In 1980, 50 million people lived in the Philippines. That number is expected to rocket to 180 million by 2050.
“Manila is already one of the most overpopulated places on earth,” he said. “Families live in home-made shacks built in cemeteries, or between railroad tracks or under bridges. They live wherever they can find some space. Even the city’s toxic garbage dumps are home to people who eat, sleep and live surrounded by rotting trash.”
But the World Population Balance believes that the future can be changed in a humane way.
“We can create a new vision, a new dream for the planet,” said founder and president David Paxson.
He said the solution was a global campaign to encourage people throughout the world to have fewer children.
“Today we are spending millions to create a more sustainable planet but all we are getting is a more polluted one,” he said. “Sustainability on an overpopulated planet is impossible and the world is significantly overpopulated right now.”
He claimed two billion people now lived in poverty. “That is more than the population of the entire planet less than 100 years ago,” he said.
Mr Paxson said it would be an uphill battle to successfully cut the population but nothing compared with coping with overpopulation’s devastating consequences.

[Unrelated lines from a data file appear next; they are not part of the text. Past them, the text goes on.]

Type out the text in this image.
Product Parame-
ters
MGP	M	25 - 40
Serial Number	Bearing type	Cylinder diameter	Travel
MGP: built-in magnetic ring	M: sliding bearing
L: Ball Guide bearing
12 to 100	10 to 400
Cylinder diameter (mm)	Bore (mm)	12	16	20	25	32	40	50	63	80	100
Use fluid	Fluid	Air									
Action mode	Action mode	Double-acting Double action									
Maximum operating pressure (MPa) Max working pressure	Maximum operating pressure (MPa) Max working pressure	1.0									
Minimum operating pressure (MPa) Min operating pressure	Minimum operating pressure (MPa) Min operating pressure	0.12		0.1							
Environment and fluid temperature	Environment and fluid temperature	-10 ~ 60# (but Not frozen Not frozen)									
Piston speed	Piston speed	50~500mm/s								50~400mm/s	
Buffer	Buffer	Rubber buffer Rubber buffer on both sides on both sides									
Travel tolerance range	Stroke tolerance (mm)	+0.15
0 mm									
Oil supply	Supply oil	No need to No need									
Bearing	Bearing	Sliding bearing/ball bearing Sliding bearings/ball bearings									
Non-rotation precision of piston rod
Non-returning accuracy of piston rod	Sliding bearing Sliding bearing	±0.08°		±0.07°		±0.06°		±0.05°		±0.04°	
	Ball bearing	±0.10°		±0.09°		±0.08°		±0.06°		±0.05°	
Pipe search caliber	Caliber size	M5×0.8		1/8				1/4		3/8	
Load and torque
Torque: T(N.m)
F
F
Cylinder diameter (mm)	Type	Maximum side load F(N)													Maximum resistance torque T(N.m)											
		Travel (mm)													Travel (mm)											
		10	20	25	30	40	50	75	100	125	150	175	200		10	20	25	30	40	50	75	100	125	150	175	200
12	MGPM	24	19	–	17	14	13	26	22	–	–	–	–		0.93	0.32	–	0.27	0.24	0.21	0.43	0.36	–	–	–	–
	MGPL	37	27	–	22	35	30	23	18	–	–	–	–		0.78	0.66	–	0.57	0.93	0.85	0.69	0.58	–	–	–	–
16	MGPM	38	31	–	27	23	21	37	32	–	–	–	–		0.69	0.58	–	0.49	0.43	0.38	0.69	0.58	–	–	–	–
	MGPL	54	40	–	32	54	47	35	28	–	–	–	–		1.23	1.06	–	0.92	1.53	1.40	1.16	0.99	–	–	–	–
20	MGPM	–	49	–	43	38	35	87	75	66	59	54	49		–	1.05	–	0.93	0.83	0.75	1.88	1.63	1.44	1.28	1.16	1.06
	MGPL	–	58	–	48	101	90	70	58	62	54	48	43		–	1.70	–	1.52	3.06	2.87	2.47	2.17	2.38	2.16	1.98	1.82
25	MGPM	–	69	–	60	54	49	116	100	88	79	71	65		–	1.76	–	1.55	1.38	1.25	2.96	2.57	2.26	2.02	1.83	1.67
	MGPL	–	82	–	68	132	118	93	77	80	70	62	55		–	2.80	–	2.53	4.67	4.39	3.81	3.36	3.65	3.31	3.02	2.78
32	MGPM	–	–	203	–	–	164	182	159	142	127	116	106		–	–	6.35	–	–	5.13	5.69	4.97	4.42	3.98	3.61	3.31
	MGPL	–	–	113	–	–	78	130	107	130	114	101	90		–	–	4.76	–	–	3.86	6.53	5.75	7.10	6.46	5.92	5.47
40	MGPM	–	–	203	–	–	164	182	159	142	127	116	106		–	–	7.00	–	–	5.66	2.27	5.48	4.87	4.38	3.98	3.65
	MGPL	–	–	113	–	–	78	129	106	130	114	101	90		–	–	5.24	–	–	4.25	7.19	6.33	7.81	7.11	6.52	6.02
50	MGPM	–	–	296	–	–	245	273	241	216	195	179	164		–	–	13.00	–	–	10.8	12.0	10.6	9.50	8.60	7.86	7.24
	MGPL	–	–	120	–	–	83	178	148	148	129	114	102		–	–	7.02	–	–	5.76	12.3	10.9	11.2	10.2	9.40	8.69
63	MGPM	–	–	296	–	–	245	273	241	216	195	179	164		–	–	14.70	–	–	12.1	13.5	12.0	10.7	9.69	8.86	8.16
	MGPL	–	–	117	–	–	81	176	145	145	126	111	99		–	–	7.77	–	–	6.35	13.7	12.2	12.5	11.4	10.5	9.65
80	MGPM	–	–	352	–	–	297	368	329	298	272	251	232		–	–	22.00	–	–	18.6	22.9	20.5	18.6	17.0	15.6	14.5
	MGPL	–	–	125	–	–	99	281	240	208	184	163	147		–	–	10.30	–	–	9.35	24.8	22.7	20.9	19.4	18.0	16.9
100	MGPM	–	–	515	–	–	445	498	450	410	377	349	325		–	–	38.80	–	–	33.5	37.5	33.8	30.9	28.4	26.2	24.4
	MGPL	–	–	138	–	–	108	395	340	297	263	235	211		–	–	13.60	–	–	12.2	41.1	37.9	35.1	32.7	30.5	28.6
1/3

The debate over how on earth we can feed nine billion people will continue to divide opinion.
But as that debate continues, it falls to the chemical industry, which is at the start of almost all other industry, to continue to focus its efforts on producing essential items to help tackle many of the issues presented by an ever-changing world – in a more efficient way and in a way that not only reduces its own impact on the environment, but also the impact of industries it serves.
And it is not just about saving money. INEOS knows it has a huge responsibility to provide the materials necessary for the technologies of tomorrow, to use fewer raw materials to help society to consume less energy in a world with finite resources.
That is why you’ll find INEOS at the heart of the chemistry behind our basic human needs. The need for food, transport, communications, water. And for energy.
It has been providing that chemistry for years. And it intends to do so for generations to come.